Unhandled exception. RabbitMQ.Client.Exceptions.AlreadyClosedException: Already closed: The AMQP operation was interrupted: AMQP close-reason, initiated by Library, code=541, text='Unexpected Exception', classId=0, methodId=0, cause=System.IO.IOException: Unable to read data from the transport connection: Connection reset by peer. ---> System.Net.Sockets.SocketException (104): Connection reset by peer at System.Net.Sockets.NetworkStream.Read(Byte[] buffer, Int32 offset, Int32 size) --- End of inner exception stack trace --- at RabbitMQ.Client.Impl.InboundFrame.ReadFrom(NetworkBinaryReader reader) at RabbitMQ.Client.Framing.Impl.Connection.MainLoopIteration() at RabbitMQ.Client.Framing.Impl.Connection.MainLoop() at RabbitMQ.Client.Impl.SessionBase.Transmit(Command cmd) at Microsoft.Azure.WebJobs.Extensions.RabbitMQ.RabbitMQListener.<>c__DisplayClass20_0.<b0>d.MoveNext() --- End of stack trace from previous location where exception was thrown --- at System.Threading.Tasks.Task.<>c.b139_1(Object state) at System.Threading.QueueUserWorkItemCallbackDefaultContext.Execute() at System.Threading.ThreadPoolWorkQueue.Dispatch() at System.Threading._ThreadPoolWaitCallback.PerformWaitCallback()

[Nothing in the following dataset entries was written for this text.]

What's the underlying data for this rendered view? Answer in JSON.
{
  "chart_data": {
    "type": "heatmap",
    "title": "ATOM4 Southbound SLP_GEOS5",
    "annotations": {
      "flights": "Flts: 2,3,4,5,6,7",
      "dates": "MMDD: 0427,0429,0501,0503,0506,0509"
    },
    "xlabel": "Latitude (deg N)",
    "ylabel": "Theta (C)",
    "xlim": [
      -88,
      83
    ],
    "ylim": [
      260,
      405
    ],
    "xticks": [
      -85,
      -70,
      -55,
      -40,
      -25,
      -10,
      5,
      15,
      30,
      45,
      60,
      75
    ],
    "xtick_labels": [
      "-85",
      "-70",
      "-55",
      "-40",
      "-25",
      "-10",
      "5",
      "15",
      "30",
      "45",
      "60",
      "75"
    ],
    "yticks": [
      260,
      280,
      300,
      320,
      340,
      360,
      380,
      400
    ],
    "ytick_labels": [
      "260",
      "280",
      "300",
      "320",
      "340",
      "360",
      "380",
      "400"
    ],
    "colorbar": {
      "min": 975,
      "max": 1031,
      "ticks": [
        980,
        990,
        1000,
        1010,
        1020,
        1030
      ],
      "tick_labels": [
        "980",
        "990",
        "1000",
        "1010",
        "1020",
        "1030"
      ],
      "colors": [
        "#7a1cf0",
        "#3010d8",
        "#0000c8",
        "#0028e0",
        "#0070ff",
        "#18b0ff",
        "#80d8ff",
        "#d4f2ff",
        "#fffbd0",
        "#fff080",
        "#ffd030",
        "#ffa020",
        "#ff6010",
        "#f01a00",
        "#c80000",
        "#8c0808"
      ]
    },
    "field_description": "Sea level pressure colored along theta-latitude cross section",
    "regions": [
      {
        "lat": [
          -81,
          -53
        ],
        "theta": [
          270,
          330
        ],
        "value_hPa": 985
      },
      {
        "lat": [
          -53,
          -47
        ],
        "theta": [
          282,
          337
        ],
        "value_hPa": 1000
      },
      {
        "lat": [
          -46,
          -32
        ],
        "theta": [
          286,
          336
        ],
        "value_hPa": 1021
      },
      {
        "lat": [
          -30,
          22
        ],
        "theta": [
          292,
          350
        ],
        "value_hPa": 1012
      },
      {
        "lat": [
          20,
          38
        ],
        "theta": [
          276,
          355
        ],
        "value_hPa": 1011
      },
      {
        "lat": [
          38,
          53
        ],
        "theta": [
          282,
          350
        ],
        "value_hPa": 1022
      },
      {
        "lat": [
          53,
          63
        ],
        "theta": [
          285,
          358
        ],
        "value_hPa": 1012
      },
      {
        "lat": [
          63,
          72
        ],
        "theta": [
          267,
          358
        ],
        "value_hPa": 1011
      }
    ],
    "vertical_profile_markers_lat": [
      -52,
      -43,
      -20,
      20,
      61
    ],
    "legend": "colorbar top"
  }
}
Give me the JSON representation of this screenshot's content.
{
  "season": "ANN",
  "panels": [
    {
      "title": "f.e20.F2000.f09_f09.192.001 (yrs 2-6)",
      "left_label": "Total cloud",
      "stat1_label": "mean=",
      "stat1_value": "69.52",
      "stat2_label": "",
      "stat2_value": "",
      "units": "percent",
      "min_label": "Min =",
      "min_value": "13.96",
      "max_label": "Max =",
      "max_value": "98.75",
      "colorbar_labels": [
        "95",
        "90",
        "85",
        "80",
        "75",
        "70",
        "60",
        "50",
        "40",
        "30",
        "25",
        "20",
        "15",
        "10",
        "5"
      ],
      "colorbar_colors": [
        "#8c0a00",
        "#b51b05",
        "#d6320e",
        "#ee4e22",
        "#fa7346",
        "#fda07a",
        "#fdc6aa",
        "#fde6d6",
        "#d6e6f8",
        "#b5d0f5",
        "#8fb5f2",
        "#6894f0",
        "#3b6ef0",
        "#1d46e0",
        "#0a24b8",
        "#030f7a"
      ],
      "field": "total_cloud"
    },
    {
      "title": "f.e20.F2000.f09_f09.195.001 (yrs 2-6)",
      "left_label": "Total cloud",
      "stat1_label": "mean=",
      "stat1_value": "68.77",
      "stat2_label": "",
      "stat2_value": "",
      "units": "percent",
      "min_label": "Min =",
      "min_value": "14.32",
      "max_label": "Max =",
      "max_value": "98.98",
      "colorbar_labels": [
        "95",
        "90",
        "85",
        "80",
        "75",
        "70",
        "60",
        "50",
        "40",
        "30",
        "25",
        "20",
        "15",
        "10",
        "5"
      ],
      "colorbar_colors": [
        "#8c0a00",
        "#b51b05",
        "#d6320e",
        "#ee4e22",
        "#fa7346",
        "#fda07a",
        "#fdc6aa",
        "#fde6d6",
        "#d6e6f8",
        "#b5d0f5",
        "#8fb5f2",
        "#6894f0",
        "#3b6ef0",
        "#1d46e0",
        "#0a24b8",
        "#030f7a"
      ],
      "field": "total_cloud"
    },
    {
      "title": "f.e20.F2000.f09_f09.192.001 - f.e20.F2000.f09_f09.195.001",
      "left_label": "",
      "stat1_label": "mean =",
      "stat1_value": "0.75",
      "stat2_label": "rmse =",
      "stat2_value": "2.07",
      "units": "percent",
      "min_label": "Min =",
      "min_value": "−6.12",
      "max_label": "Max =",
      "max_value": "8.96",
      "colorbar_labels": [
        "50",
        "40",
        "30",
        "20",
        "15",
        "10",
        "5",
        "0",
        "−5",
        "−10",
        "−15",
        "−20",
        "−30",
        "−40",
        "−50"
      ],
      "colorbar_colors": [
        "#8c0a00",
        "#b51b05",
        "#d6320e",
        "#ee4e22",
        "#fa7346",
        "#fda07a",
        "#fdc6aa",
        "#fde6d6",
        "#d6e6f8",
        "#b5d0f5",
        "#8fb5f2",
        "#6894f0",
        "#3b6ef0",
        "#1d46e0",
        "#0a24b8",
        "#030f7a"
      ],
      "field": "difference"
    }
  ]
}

npalmius commented 1 year ago

We have been seeing this error too under quite specific conditions, and in case it is useful I thought that I would add my findings to this ticket.

We are running a Python (currently Python 3.7) function app host (v3.17.0) with RabbitMQ extension trigger (v2.0.3.0) running in an app service image (based on 3.0-python3.7-appservice) in Kubernetes.

In our case, what appeared to be happening was that our image didn't contain the pre-compiled python scripts (i.e. the __pycache__ directories) for our functions, so these were generated on first function execution. This would trigger a restart of the JobHost by the FileMonitoringService, which would stop the RabbitMQListener while the function was still executing. So when the function finished, the RabbitMQ connection had been disconnected, which triggered the error in the ticket.

It doesn't appear to be possible to disable the file-watching behaviour of the function app host, so we think that we have resolved this by pre-compiling our python functions so that we don't trigger the JobHost restart. We'll be monitoring it to see if we still see this error.

IMO, it is unclear where the fault is here - should the function app host be restarting running functions? Or can the RabbitMQ extension somehow handle this?

There isn't much detail in the original ticket here, but just wanted to add this in case it is relevant.